Lembro-me no início da carreira de jornalista, fazendo parte de uma equipe da Veja para levantar a história de Pelé para uma capa de comemoração dos mil gols. A concentração do Santos era na Chácara Nicolau Moran. Fui lá de gravador em punho, aguardei o fim do treino, vi Pelé saindo com Nenê e Léo, meio campo do Santos, e dando conselhos:

  • Quando pegarem a bola, façam que nem Dirceu Lopes, e caminhem imediatamente para o gol.

Aproxime-me timidamente, pedi uma entrevista e ele nem me deu bola.
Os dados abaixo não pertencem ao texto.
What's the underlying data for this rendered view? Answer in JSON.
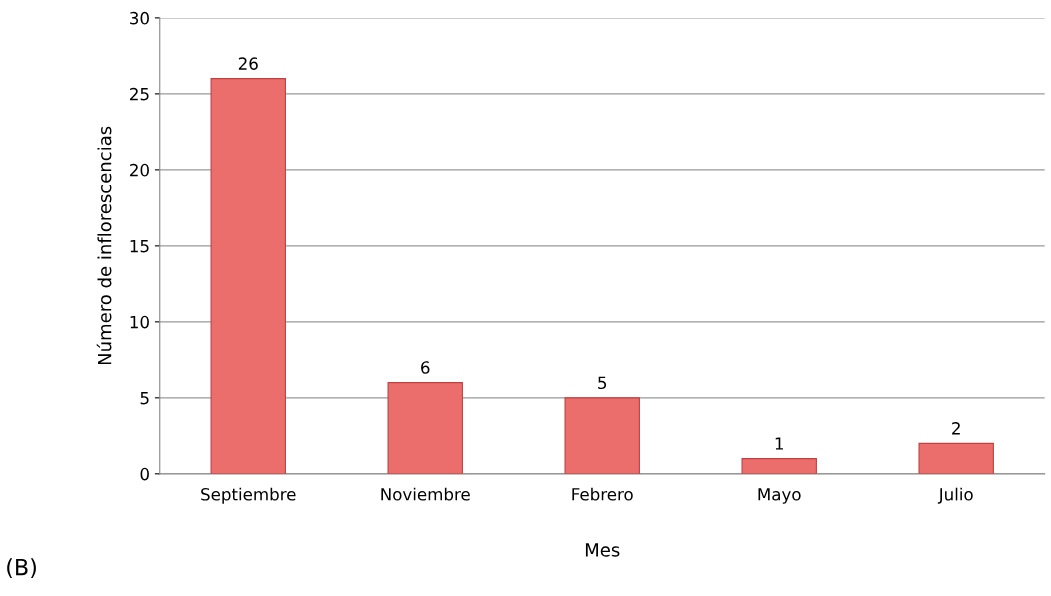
{
  "chart_data": {
    "type": "bar",
    "xlabel": "Mes",
    "ylabel": "Número de inflorescencias",
    "categories": [
      "Septiembre",
      "Noviembre",
      "Febrero",
      "Mayo",
      "Julio"
    ],
    "values": [
      26,
      6,
      5,
      1,
      2
    ],
    "color": "#ec6e6c",
    "ylim": [
      0,
      30
    ],
    "yticks": [
      0,
      5,
      10,
      15,
      20,
      25,
      30
    ],
    "grid": "y",
    "data_labels": true,
    "annotations": [
      "(B)"
    ]
  }
}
Aí fui falar com Mauro, que era técnico do Santos e me apresentei como seu conterrâneo.

  • Filho de quem?
  • Do Oscar Nassif.
  • Meu querido amigo Oscar?

Chamou Pelé e pediu que me desse a entrevista.

Voltando à comemoração em Poços, consegui ficar em cima do palanque, levado por meu pai e incumbido de distribuir confete e serpentina para os meninos que se acotovelavam ao lado do palanque.

Em determinado momento, o palanque cedeu e começou a cair lentamente para o lado onde estavam os meninos. Meu pai me pegou no colo e caímos, ficando encostados na armação do palanque. Lembro-me até hoje de um jogador caindo por cima de nós e sendo seguido pelo pé do meu pai no seu traseiro.

A maioria dos meninos conseguiu se safar. Um, ficou. E foi a grande tragédia da minha infância. Lembro-me até hoje de seu nome, Marcílio Dias, em homenagem ao grumete herói da guerra do Paraguai. Lembro-me que a família morava em cima da Vida Social, a grande livraria da cidade. Lembro-me do seu enterro, que comoveu toda a cidade. E da dor estampado no rosto de sua mãe.